Comme les prix augmentent chaque jour, les Chinois ou les Nord-Coréens qui font du commerce entre les deux pays attendent avant de mettre leurs marchandises sur le marché, ce qui fait monter encore plus les prix et donne naissance à un véritable cercle vicieux.

“Si on attend un jour, on fait plus de bénéfices. Du coup, les gens ne veulent pas vendre. Mes confrères nord-coréens en font autant. Ils viennent acheter en Chine, mais ils ne revendent pas tout de suite chez eux”, explique un commerçant chinois.

“J’ai un parent à Sinuiju. Il voulait que je lui envoie du riz. Il disait que, même dans cette ville, il y avait des gens qui mouraient de faim. J’avais entendu parler de ce genre d’histoire pour les campagnards, mais jamais pour les habitants de Sinuiju, qui s’approvisionnent assez facilement à Dandong [les deux villes étant reliées par un pont]. Cela prouve que la situation est plus grave qu’on ne le pense”, ajoute un autre.
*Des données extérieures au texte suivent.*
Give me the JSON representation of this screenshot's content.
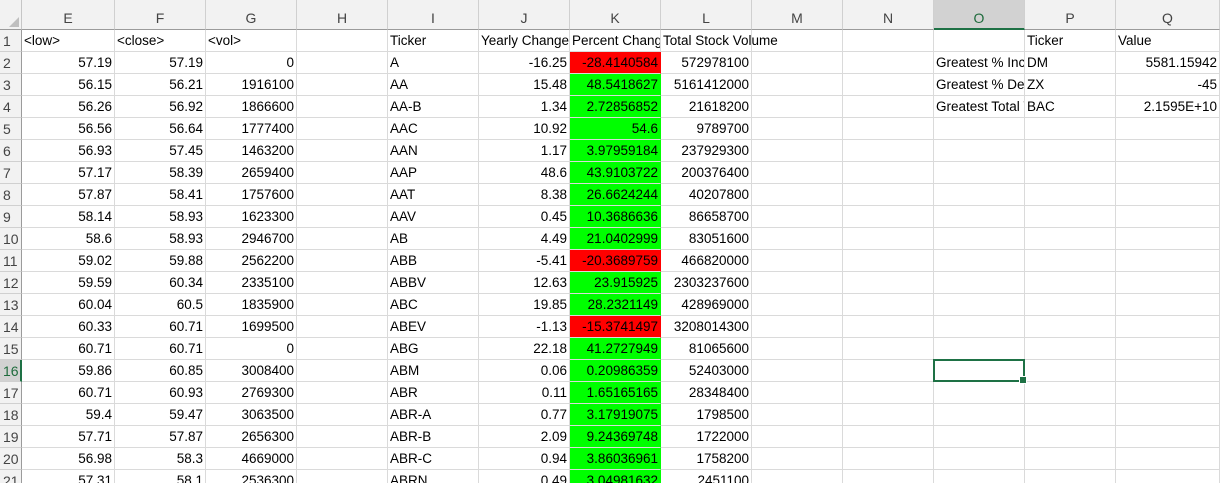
{
  "columns": [
    "E",
    "F",
    "G",
    "H",
    "I",
    "J",
    "K",
    "L",
    "M",
    "N",
    "O",
    "P",
    "Q"
  ],
  "selected_column": "O",
  "selected_row": "16",
  "rows": [
    {
      "n": "1",
      "E": "<low>",
      "F": "<close>",
      "G": "<vol>",
      "I": "Ticker",
      "J": "Yearly Change",
      "K": "Percent Change",
      "L": "Total Stock Volume",
      "P": "Ticker",
      "Q": "Value"
    },
    {
      "n": "2",
      "E": "57.19",
      "F": "57.19",
      "G": "0",
      "I": "A",
      "J": "-16.25",
      "K": "-28.4140584",
      "L": "572978100",
      "O": "Greatest % Increase",
      "P": "DM",
      "Q": "5581.15942"
    },
    {
      "n": "3",
      "E": "56.15",
      "F": "56.21",
      "G": "1916100",
      "I": "AA",
      "J": "15.48",
      "K": "48.5418627",
      "L": "5161412000",
      "O": "Greatest % Decrease",
      "P": "ZX",
      "Q": "-45"
    },
    {
      "n": "4",
      "E": "56.26",
      "F": "56.92",
      "G": "1866600",
      "I": "AA-B",
      "J": "1.34",
      "K": "2.72856852",
      "L": "21618200",
      "O": "Greatest Total Volume",
      "P": "BAC",
      "Q": "2.1595E+10"
    },
    {
      "n": "5",
      "E": "56.56",
      "F": "56.64",
      "G": "1777400",
      "I": "AAC",
      "J": "10.92",
      "K": "54.6",
      "L": "9789700"
    },
    {
      "n": "6",
      "E": "56.93",
      "F": "57.45",
      "G": "1463200",
      "I": "AAN",
      "J": "1.17",
      "K": "3.97959184",
      "L": "237929300"
    },
    {
      "n": "7",
      "E": "57.17",
      "F": "58.39",
      "G": "2659400",
      "I": "AAP",
      "J": "48.6",
      "K": "43.9103722",
      "L": "200376400"
    },
    {
      "n": "8",
      "E": "57.87",
      "F": "58.41",
      "G": "1757600",
      "I": "AAT",
      "J": "8.38",
      "K": "26.6624244",
      "L": "40207800"
    },
    {
      "n": "9",
      "E": "58.14",
      "F": "58.93",
      "G": "1623300",
      "I": "AAV",
      "J": "0.45",
      "K": "10.3686636",
      "L": "86658700"
    },
    {
      "n": "10",
      "E": "58.6",
      "F": "58.93",
      "G": "2946700",
      "I": "AB",
      "J": "4.49",
      "K": "21.0402999",
      "L": "83051600"
    },
    {
      "n": "11",
      "E": "59.02",
      "F": "59.88",
      "G": "2562200",
      "I": "ABB",
      "J": "-5.41",
      "K": "-20.3689759",
      "L": "466820000"
    },
    {
      "n": "12",
      "E": "59.59",
      "F": "60.34",
      "G": "2335100",
      "I": "ABBV",
      "J": "12.63",
      "K": "23.915925",
      "L": "2303237600"
    },
    {
      "n": "13",
      "E": "60.04",
      "F": "60.5",
      "G": "1835900",
      "I": "ABC",
      "J": "19.85",
      "K": "28.2321149",
      "L": "428969000"
    },
    {
      "n": "14",
      "E": "60.33",
      "F": "60.71",
      "G": "1699500",
      "I": "ABEV",
      "J": "-1.13",
      "K": "-15.3741497",
      "L": "3208014300"
    },
    {
      "n": "15",
      "E": "60.71",
      "F": "60.71",
      "G": "0",
      "I": "ABG",
      "J": "22.18",
      "K": "41.2727949",
      "L": "81065600"
    },
    {
      "n": "16",
      "E": "59.86",
      "F": "60.85",
      "G": "3008400",
      "I": "ABM",
      "J": "0.06",
      "K": "0.20986359",
      "L": "52403000"
    },
    {
      "n": "17",
      "E": "60.71",
      "F": "60.93",
      "G": "2769300",
      "I": "ABR",
      "J": "0.11",
      "K": "1.65165165",
      "L": "28348400"
    },
    {
      "n": "18",
      "E": "59.4",
      "F": "59.47",
      "G": "3063500",
      "I": "ABR-A",
      "J": "0.77",
      "K": "3.17919075",
      "L": "1798500"
    },
    {
      "n": "19",
      "E": "57.71",
      "F": "57.87",
      "G": "2656300",
      "I": "ABR-B",
      "J": "2.09",
      "K": "9.24369748",
      "L": "1722000"
    },
    {
      "n": "20",
      "E": "56.98",
      "F": "58.3",
      "G": "4669000",
      "I": "ABR-C",
      "J": "0.94",
      "K": "3.86036961",
      "L": "1758200"
    },
    {
      "n": "21",
      "E": "57.31",
      "F": "58.1",
      "G": "2536300",
      "I": "ABRN",
      "J": "0.49",
      "K": "3.04981632",
      "L": "2451100"
    }
  ],
  "colors": {
    "positive_fill": "#00ff00",
    "negative_fill": "#ff0000",
    "selection": "#1e7145",
    "header_bg": "#f2f2f2"
  }
}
Pyongyang a fixé la parité du dollar à 98 wons. Mais le taux de change atteignait 4 000 wons au marché noir, et 1 dollar vaut aujourd’hui 10 000 wons à Sinuiju – “80 000 wons à Sinuiju et 50 000 wons à Pyongyang”, avance même un homme d’affaires chinois.

Autrement dit, la monnaie nord-coréenne ne vaudrait presque plus rien. “Les banques nord-coréennes qui ne traitaient que les opérations en monnaie locale procèdent désormais au change. Mais le contrôle est très strict. Un étudiant qui voulait changer 10 dollars et qui n’a pas su expliquer leur provenance a été chassé de son université et envoyé en centre de rééducation”, raconte un commerçant chinois.

Lors de la mise en place de la réforme monétaire, le gouvernement avait annoncé une forte augmentation des salaires. Or ceux-ci ne sont même plus payés. Les paysans et les ouvriers qui attendaient beaucoup de ces mesures se sentent aujourd’hui perdus et sollicitent l’aide des autorités. Mais ces dernières n’ont plus de moyens financiers.

D’après Yi Man-yong, du Centre de recherche sud-coréen sur l’économie moderne, “la réforme monétaire n’a pas suffi pour sauver une économie déjà marquée par la pénurie générale. En voulant par ailleurs contrôler le marché, le régime a provoqué cette inflation aux conséquences graves.”